Sages-femmes en grève

Jeudi 7 novembre 2013, par lohann // Santé

Après la manifestation de plusieurs milliers d’entre elles, à Paris, la ministre de la santé, Marisol Touraine, a reçu, jeudi 7 novembre dans la soirée, une délégation de sages-femmes. "Elles se sentaient invisibles, mal reconnues (…) Moi, je veux leur permettre d’être plus visibles", a-t-elle indiqué, précisant leur avoir expliqué qu’elle reconnaissait "pleinement leur travail et leur mission".

Elle a également annoncé la mise en place "d’un groupe de travail qui tiendra[it] sa première réunion avant la fin du mois de novembre". Si elle a affirmé "vouloir mettre en place une réflexion pour (…) définir la manière de conforter leur rôle et leur mission de professionnelles médicales de premier recours", la ministre a précisé que l’objet de ce groupe de travail était de réfléchir à leur statut au sein des hôpitaux.

"COMPÉTENCES MÉCONNUES"

En grève depuis le 16 octobre, plusieurs milliers de sages-femmes ont défilé jeudi à la mi-journée à Paris pour réclamer une meilleure reconnaissance de leurs compétences et une visibilité plus importante auprès du grand public. Ces professionnels et étudiants sages-femmes venus de toute la France ont pris le départ de la manifestation peu après midi depuis la place Denfert-Rochereau (14e arrondissement) en direction du ministère de la santé (7e).

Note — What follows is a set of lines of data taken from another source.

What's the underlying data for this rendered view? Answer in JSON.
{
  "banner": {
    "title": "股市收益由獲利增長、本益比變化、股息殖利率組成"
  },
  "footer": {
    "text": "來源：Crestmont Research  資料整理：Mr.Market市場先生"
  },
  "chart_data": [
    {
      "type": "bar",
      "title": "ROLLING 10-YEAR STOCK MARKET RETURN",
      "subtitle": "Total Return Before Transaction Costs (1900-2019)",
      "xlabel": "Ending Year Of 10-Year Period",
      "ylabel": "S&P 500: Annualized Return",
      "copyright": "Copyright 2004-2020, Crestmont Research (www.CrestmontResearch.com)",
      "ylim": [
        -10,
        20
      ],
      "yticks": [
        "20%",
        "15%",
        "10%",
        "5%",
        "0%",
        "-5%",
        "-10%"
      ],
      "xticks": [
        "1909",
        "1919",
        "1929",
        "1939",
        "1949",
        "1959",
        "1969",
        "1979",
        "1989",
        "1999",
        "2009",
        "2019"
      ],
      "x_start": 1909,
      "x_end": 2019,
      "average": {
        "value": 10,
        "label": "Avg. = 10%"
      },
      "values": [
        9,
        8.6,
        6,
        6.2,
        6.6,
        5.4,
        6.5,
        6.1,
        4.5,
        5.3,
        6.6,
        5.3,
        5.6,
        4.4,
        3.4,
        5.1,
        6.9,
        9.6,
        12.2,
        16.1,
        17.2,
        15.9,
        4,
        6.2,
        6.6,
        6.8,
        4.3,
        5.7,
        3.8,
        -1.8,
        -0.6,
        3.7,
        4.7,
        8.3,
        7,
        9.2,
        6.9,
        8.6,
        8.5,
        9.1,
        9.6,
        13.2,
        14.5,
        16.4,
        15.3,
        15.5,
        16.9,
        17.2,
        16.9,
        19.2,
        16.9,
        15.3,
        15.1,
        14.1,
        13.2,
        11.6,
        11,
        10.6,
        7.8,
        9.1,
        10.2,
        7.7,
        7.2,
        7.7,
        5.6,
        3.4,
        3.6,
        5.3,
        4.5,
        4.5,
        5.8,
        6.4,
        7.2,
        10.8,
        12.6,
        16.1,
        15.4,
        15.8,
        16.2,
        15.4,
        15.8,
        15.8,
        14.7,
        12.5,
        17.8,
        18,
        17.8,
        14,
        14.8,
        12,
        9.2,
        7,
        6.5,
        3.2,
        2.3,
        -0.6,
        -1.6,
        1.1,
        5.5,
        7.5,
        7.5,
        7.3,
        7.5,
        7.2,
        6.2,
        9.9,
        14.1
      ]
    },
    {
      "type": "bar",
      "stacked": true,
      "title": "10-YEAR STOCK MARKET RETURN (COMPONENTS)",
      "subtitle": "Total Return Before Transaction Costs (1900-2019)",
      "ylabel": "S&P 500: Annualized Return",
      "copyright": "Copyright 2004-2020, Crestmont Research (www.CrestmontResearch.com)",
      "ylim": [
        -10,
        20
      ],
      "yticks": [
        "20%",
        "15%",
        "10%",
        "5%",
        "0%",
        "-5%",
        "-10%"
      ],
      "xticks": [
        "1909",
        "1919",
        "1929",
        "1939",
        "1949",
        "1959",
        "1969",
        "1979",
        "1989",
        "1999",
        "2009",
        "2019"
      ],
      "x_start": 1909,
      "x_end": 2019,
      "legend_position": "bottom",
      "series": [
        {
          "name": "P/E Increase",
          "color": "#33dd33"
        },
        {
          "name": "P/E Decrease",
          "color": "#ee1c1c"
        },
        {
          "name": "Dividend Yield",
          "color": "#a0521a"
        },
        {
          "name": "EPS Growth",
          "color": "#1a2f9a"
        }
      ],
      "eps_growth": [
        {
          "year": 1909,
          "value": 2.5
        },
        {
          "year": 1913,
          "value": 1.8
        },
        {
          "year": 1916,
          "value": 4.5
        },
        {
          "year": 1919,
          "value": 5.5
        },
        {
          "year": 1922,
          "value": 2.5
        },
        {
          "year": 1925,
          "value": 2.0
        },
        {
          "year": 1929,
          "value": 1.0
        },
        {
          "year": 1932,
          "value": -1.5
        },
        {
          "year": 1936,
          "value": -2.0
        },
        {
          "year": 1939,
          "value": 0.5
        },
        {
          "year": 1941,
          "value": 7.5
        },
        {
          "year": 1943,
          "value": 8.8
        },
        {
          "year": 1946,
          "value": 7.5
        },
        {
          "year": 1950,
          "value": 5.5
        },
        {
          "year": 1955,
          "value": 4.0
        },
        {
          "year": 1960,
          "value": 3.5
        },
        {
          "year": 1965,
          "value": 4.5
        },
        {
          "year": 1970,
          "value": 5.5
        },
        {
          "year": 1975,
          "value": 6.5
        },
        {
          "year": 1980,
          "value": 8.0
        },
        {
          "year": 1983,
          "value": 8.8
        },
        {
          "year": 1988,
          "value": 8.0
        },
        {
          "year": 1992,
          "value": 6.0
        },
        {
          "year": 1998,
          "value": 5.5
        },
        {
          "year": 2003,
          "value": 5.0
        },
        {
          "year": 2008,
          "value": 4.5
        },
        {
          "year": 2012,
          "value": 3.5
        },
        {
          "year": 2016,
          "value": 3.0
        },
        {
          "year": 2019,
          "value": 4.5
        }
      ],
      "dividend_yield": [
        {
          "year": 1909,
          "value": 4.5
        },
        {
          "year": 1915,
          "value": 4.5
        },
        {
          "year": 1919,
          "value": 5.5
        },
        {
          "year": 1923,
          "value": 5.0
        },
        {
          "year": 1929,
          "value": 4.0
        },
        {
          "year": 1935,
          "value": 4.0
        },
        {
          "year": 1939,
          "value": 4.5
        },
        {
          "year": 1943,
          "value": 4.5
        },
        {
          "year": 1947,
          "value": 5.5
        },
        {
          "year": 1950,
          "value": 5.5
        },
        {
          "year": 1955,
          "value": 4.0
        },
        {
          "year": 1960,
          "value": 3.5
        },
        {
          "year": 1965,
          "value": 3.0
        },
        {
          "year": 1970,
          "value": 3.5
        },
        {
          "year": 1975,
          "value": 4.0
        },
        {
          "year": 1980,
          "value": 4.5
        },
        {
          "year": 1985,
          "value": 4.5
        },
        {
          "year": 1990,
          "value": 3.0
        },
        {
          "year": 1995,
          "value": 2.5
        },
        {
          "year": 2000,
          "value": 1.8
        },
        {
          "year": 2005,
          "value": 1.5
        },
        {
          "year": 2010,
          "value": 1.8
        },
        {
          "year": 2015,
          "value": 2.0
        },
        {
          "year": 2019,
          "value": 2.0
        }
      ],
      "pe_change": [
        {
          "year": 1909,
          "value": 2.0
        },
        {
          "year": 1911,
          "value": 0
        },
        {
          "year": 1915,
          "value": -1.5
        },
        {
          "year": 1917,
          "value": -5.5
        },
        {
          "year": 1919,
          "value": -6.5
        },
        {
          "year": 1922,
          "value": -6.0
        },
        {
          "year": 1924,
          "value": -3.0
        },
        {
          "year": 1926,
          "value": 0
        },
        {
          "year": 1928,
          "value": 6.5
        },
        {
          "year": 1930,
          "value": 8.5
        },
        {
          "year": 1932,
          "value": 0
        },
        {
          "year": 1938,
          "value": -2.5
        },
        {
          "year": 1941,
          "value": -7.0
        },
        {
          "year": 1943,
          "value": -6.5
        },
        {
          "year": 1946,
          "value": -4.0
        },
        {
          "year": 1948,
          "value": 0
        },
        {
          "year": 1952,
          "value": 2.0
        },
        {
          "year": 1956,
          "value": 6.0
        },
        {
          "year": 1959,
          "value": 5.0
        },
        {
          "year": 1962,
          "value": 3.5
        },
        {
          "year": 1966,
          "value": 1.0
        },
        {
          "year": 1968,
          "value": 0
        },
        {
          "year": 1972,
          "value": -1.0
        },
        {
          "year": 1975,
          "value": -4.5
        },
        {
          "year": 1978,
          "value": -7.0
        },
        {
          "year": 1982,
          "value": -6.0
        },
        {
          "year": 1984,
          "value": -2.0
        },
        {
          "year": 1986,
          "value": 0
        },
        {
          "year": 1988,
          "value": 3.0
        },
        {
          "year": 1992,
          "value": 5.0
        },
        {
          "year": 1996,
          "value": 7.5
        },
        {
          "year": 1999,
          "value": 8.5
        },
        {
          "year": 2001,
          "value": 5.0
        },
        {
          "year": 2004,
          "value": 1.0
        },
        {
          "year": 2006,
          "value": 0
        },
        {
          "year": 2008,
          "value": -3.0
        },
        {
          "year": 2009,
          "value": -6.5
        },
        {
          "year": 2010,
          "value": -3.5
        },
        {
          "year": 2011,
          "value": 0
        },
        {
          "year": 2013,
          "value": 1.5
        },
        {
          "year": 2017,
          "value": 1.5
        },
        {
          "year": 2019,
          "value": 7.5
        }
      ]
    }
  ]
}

Les organisateurs ont recensé plus de 4 000 manifestants, avec les rassemblements organisés en province, soit un quart de la profession, ont-ils précisé à l’AFP, faisant part de leur "grande satisfaction". Dans le cortège parisien se côtoyaient blouses blanches, masques blancs et sifflets. Parmi les slogans entendus : "Métier formidable, conditions fort minables", en référence aux paroles du succès du chanteur Stromae ; ou encore : "Le changement des statuts, c’est maintenant". Les manifestants, dont beaucoup de femmes et de jeunes, brandissaient des pancartes sur lesquelles était écrit : "Je gère votre hémorragie" ; "Je réanime les nouveau-nés" ; "Sages femmes maltraitées = bébés en danger".

"Nous avons des sages-femmes venues de toute la France, mais aussi des rassemblements en province pour ceux qui n’ont pas pu se déplacer, ainsi qu’à Cayenne, en Guadeloupe et à La Réunion, a expliqué Nicolas Dutriaux, du Collège national des sages-femmes de France (CNSFF). Notre priorité, c’est d’obtenir une plus grande visibilité de notre profession, dont les compétences sont méconnues du grand public mais également de nos tutelles." Les sages-femmes "sont présentes dans 70 % des naissances qu’elles sont capables d’assumer en toute autonomie", selon lui.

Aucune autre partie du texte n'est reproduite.